A pregação de João Batista, Bartholomeus Breenbergh em 1634 |
O que tem a noiva é o
noivo; o amigo do noivo que está presente e o ouve muito se regozija por causa
da voz do noivo. Pois esta alegria já se cumpriu em mim. Convém que ele cresça
e que eu diminua. João 3.29s
A Bíblia nos passa uma imagem de João Batista bastante rude.
Como agravante, qualquer artista que ousou pintar um quadro dele, nos fez
conhecer também essa marcante característica: um homem estranho, de hábitos estranhos:
Mc 1.6 - As vestes de João eram feitas de
pelos de camelo; ele trazia um cinto de couro e se alimentava de gafanhotos e
mel silvestre. Um homem de pouca
fala e muita agressividade nas palavras: Mt 3.7b - Raça de víboras, quem vos induziu a fugir da ira vindoura? Em
resumo: um tipo com quem não gostaríamos de cruzar numa rua escura e deserta.
Na hipótese extrema, os mais radicalmente avessos à sua
imagem diriam que o ministério e a vida de João foram adequados à época, mas
que não vingariam nos dias de hoje. Também, com Hollywood tentando a todo tempo
nos fazer crer que o belo é quase que obrigatoriamente bom, confiável e justo,
e que o mal sempre vem através daquilo que consideramos grotesco, desconfia-se
mesmo que João Batista jamais teria entre nós a credibilidade que angariou
entre os seus contemporâneos.
Apesar de tudo isso, nós que conhecemos o evangelho
diretamente da Bíblia, não conseguimos vê-lo como uma pessoa negativa ou
desagradável. Pelo contrário, João Batista é para nós a repercussão mais fiel da voz dos profetas do passado, seja nos costumes, nas palavras ou na indumentária. João
também veio preencher aquele vazio que período intertestamentário deixou nas
Escrituras. Sua missão parece que é a de ser uma ponte entre as últimas palavras
do Primeiro Testamento e os primeiros escritos do Segundo. A ligação pouquíssimo
compreendida entre lei e graça.
Mas eu queria me referir nessa hora ao seu magnífico sermão
que mal conseguiu preencher quatro versículos da Bíblia. Diante de uma questão
complicadíssima, na qual todo o seu ministério estava sendo avaliado, João se
vê na difícil situação de ter que abaixar o volume da sua voz, conter o ímpeto
das suas denúncias e guardar temporariamente o seu machado. Ele faz tudo isso
porque enxerga a necessidade de apresentar uma outra pessoa, um outro pastor,
um outro ministério, que embora fosse totalmente diferente do seu, ele sabia que era ainda
maior e mais definitivo do que tudo que ele pregara até então. Eu queria falar
dessa estupenda inspiração que o levou a proferir aquele que eu penso ser o
mais belo, mais objetivo e mais necessário sermão não proferido por Jesus.

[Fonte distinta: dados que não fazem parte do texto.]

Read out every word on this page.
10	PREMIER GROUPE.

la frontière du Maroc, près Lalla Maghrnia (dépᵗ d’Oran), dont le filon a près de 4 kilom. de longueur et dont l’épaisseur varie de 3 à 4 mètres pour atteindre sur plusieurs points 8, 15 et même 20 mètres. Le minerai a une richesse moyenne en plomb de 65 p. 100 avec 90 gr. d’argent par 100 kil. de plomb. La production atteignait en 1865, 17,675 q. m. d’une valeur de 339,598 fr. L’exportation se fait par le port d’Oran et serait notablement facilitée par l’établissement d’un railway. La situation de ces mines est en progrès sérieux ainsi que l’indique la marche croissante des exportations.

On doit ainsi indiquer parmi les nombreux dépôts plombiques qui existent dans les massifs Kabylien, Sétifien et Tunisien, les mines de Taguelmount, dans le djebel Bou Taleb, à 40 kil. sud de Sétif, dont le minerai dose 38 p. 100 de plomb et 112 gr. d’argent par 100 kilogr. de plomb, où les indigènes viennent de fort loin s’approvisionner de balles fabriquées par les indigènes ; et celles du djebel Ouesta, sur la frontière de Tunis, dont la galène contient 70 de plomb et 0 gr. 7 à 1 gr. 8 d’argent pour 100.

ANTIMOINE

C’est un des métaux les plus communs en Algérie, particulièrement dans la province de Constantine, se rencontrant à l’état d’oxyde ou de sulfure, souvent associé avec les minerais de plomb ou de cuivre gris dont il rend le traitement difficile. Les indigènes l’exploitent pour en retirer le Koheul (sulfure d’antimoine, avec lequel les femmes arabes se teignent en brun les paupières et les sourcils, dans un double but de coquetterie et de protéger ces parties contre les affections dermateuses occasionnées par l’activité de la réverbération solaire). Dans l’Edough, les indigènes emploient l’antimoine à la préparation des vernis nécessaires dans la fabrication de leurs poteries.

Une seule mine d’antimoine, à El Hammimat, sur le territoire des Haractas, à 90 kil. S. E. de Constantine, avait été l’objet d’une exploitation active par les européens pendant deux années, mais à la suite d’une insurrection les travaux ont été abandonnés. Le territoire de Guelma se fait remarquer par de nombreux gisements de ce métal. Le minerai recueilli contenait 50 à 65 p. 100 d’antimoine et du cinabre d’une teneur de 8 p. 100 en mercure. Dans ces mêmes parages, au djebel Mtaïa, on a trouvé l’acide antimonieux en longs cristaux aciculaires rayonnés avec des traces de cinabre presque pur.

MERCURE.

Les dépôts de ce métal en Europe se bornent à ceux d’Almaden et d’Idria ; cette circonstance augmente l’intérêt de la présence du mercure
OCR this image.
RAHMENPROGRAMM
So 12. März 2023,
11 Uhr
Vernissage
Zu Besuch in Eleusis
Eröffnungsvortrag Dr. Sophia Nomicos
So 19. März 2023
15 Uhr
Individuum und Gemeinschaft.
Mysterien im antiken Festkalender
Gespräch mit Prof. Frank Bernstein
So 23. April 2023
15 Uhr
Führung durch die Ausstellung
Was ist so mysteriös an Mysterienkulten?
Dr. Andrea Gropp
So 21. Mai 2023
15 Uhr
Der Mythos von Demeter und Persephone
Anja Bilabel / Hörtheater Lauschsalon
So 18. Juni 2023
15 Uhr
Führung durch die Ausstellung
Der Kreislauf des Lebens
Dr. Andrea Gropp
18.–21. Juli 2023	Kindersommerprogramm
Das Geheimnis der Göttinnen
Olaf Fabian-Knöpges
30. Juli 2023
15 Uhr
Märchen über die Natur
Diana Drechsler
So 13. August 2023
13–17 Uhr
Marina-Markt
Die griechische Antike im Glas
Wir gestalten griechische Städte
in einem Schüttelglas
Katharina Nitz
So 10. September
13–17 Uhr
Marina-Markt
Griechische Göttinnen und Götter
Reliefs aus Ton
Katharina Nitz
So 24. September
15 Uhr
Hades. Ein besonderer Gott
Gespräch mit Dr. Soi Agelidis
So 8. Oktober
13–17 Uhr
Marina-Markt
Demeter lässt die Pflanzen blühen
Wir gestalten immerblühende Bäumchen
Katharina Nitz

Imagino que podemos transcrevê-lo da seguinte maneira:Um grupo de fiéis a Deus já consolidado e estruturado vê
nascer bem perto de si uma outra corrente de pensamento, que embora pregue a
mesma mensagem que vem pregando, se porta de modo diametralmente oposto
ao seu. Um grupo que sem deixar de lado a consciência sobre o pecado, vive uma
alegria espontânea e contagiante. Esse outro grupo tem também um pastor, que
embora fosse parente próximo do seu pastor, nem de longe se assemelhava a ele,
pois anda cercado de prostitutas, adúlteras, publicanos e gente da pior espécie.
Não apenas isso. Comia de tudo que lhe era oferecido, bebia vinho, tinha uma
belíssima túnica e, vez por outra, aceitava um presente caro, como um vidro grande
de nardo puro.
Eles vão a João reportar tudo isso na expectativa de que
seu pastor condenasse com veemência e até usasse violência contra esse pastor
moderninho e complacente. Nada disso! João consegue ver aí a oportunidade que
tanto esperava: a de mostrar a todos os que o seguiam a real motivação de toda
a sua vida e ministério. João aproveita para pregar talvez o seu último sermão.
Não somente o mais belo, mas aquele que todos os pastores, de todas as
denominações e de todas as épocas obrigatoriamente precisam ouvir, seguir e pregar:
– Vós mesmos sois
testemunhas de que vos disse: eu não sou o Cristo, mas fui enviado como seu
precursor. Eu sou apenas a mão que
aponta para ele. Eu sou apenas um servo inútil que tenta, quando muito, cumprir
com a sua obrigação. Não pensem vocês que estou triste ou decepcionado com Deus
por ser substituído. Foi para isso que eu vim, e quando essa hora chega, eu não
posso fazer outra coisa senão pular de alegria.